The question arises, why the QTc interval did not return to the baseline value after discontinuation of sevoflurane. A sustained modification of the electrocardiogram was not anticipated, as sevoflurane has a very low blood gas partition coefficient (0.69) indicating very low solubility in blood. This particular physical property makes sevoflurane one of the fastest inhalational anesthetics available, allowing rapid induction and emergence of anesthesia. It is thus remarkable that the effects of sevoflurane on the QTc interval were still present 60 min after emergence from anesthesia.

The mechanism of the observed phenomenon remains uncertain. How anesthetic vapors affect cellular membranes, receptors, and ion channels is not known. Long QT syndromes however, are now considered as cardiac channelopathies, and defects in, or blockade of, potassium channels may be responsible for drug-induced long QT syndromes. 14Particularly the inner structure of the KCNH2  potassium channel renders it susceptible for small organic molecules, 14,15and channel blockade may lead to QT interval prolongation. Although the exact principle of action of anesthetic vapors on the cellular membrane and its substructures remains elusive, transitory or partial blockade of ion channels by anesthetic vapors may be a viable hypothesis.

Because sevoflurane is known to prolong the QTc interval in adults, 8,9,10prolongation in infants was not surprising. Although it has not conclusively been shown, there is evidence that sevoflurane anesthesia may trigger ventricular fibrillation. 16Undeniably, prolongation of the QT interval may lead to fatal tachyarrythmia, 17which in turn has been proposed as a possible mechanism for SIDS. 5Arrhythmia however, was not recorded in any of the infants examined.

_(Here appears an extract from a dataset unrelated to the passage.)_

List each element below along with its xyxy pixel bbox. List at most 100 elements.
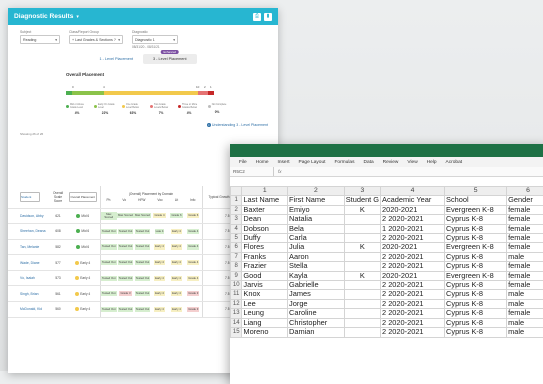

Thirty-six infants were examined before, during, and 1 h after anesthesia. We learned that QTc was still prolonged at 1 h after anesthesia. To show that a sevoflurane-associated long QTc does return to normal, we examined three more infants at 3 h after anesthesia. In these three infants, QTc was insignificantly different to the baseline value. A graph of QTc values in these three infants is shown in figure 2.

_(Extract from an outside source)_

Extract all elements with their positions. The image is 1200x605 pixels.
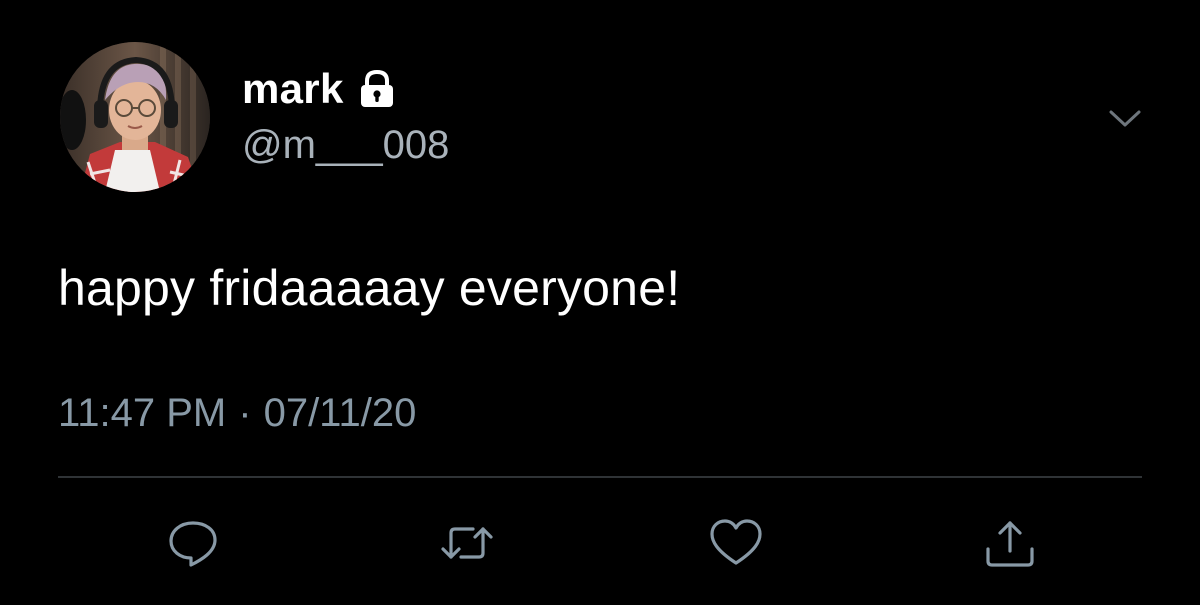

Although electrocardiogram monitoring during anesthesia is already part of routine care, postoperative electrocardiogram modifications in infants up to 6 months old may possibly influence postoperative care. Criteria of discharge from the postanesthetic care unit may need to include the recording of a normal QTc interval. By the same token, sevoflurane may not be the drug of choice in infants with an already prolonged QT interval.

On the other hand, it should be noted that to our knowledge there is currently no report available that attributes an intraoperative or postoperative complication to cardiac repolarization abnormalities after sevoflurane.

We conclude that sevoflurane prolongs the QT(c) and JT(c) intervals during anesthesia and that prolongation is still present 60 min after emergence from anesthesia, in comparison to halothane anesthesia. Does electrocardiogram monitoring until the QTc interval has returned to preanesthetic values increase safety after sevoflurane anesthesia? A single measurement before discharge from the postoperative care unit to detect those with a long QTc may be a practicable alternative. However, further studies in larger groups of patients are warranted.